CESE marches for democracy at the opening of the World Social Forum

At the 13th edition of the World Social Forum (WSF) and in the year in which CESE is celebrating 45 years of operations, the team joined thousands of activists to shout out against the rights violations suffered around the world.  Social movements, grassroots organizations, trade unions, student movements, international delegations and cooperation agencies marched together around the slogan “Resist is to create. Resist is to transform!”.

For Dimas Galvão, CESE’s Projects and Training Coordinator, CESE’s participation in the forum provides a unique opportunity, given that it is an event for reflection about the global context of the struggle for rights waged in all parts of the planet: “The WSF is an auspicious moment.  We are excited to be participating.  I hope that this WSF sheds new light for us to reflect on the Brazilian reality and to advance in the resistance process for the construction of a full democracy and a fairer society.”

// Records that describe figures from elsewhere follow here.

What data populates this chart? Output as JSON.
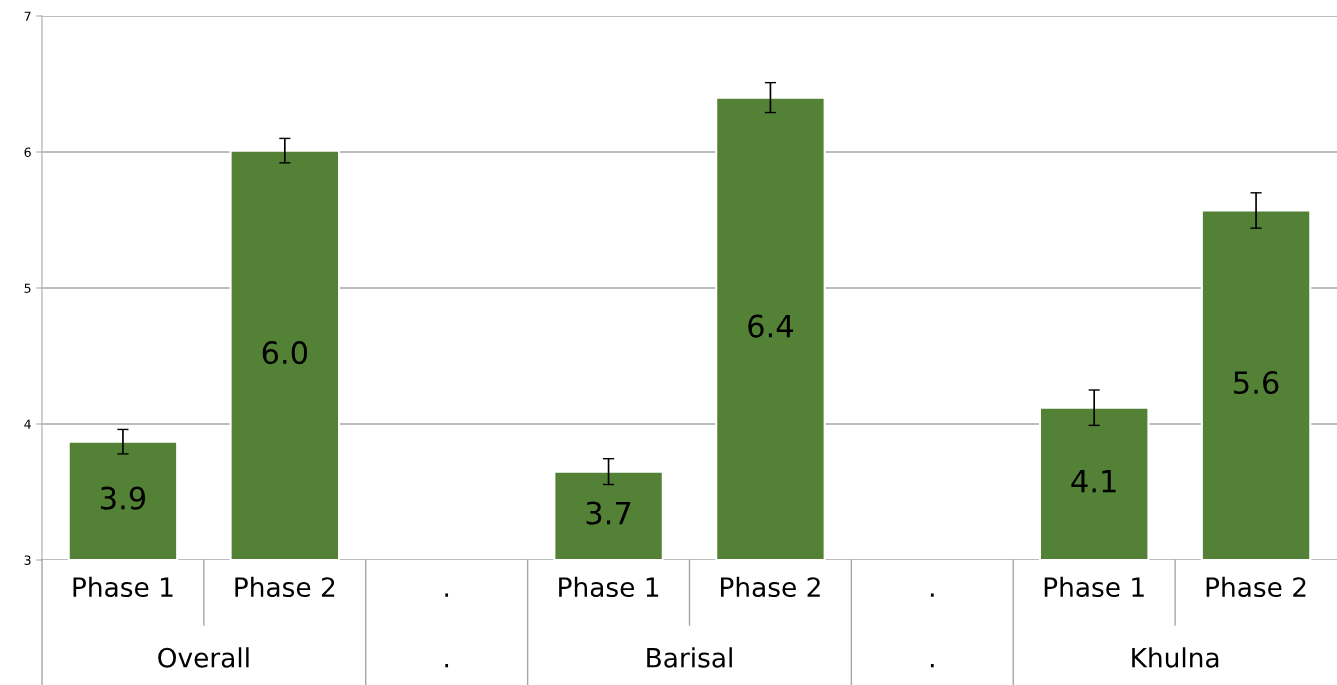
{
  "chart_data": {
    "type": "bar",
    "categories": [
      "Phase 1",
      "Phase 2",
      ".",
      "Phase 1",
      "Phase 2",
      ".",
      "Phase 1",
      "Phase 2"
    ],
    "values": [
      3.87,
      6.01,
      null,
      3.65,
      6.4,
      null,
      4.12,
      5.57
    ],
    "errors": [
      0.09,
      0.09,
      null,
      0.095,
      0.11,
      null,
      0.13,
      0.13
    ],
    "value_labels": [
      "3.9",
      "6.0",
      null,
      "3.7",
      "6.4",
      null,
      "4.1",
      "5.6"
    ],
    "color": "#538135",
    "ylim": [
      3,
      7
    ],
    "yticks": [
      3,
      4,
      5,
      6,
      7
    ],
    "grid": "y",
    "legend": false,
    "annotations": [
      "Overall",
      ".",
      "Barisal",
      ".",
      "Khulna"
    ]
  }
}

Since its establishment in 2001, this is the first time the forum has been held in a city in the Northeast.  And despite organizational difficulties, due to funding limitations and because of the unfavourable political situation, CESE had a chance to dialogue and listen more directly to the sectors it supports. “We believe in the WSF, because this exchange helps CESE to reflect on its role in this scenario, to develop policies and strategies to confront rights violations in a context of setbacks,” Dimas Galvão stated.

Maria Conceição da Cruz, who came from the municipality of Codó (MA) to camp at CESE, works with agroextractivist famers in the solidarity economy and is part of the Association for the Training and Capacity Building of the Cocais.  She outlined her reasons for coming to the 2018 WSF: “I am here to say no to Temer, to say no to government projects and decisions that do not consult the people.” She ended her speech in the hope that grassroots groups will be able to advance their struggles: “I believe in grassroots strength, in the organization of the people of Brazil and of the world, that there is hope to transform the difficult days which we are experiencing”.

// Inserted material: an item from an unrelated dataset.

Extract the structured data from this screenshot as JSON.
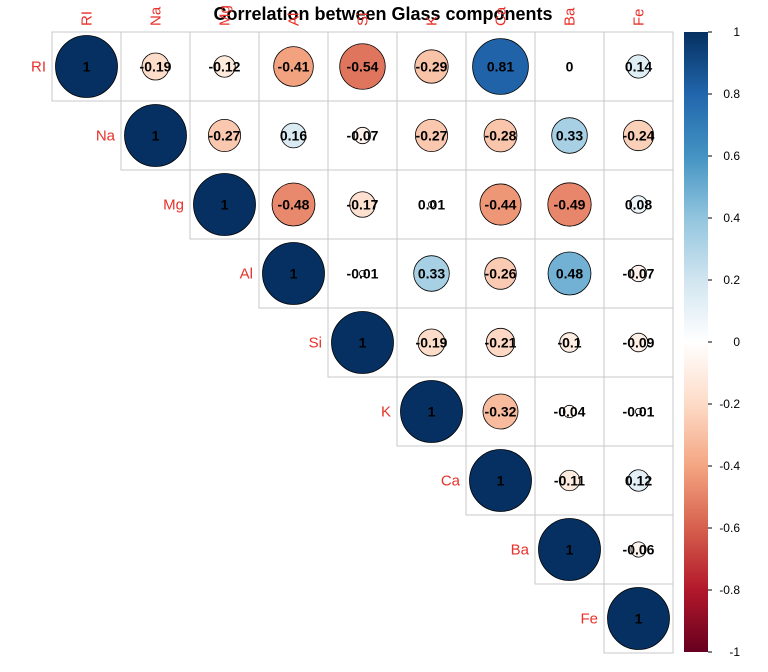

With the same expectation of change, Silas Santos, organizer of the Intercontinental Youth Camp, highlighted the importance of young people’s participation in the WSF’s Opening March: “When young people are organized, participation in this act is to aspire, to show that we are present, that we resist and fight! Because in the current political situation what we have done most is to resist, to reinvent and create new forms of dialogue, of debating public policies and resisting the coups and threats to rights,” Silas asserted.  For him, young people have the power and dynamic to readapt and reframe and the WSF is a favourable arena for new ideas of resistance and transformation.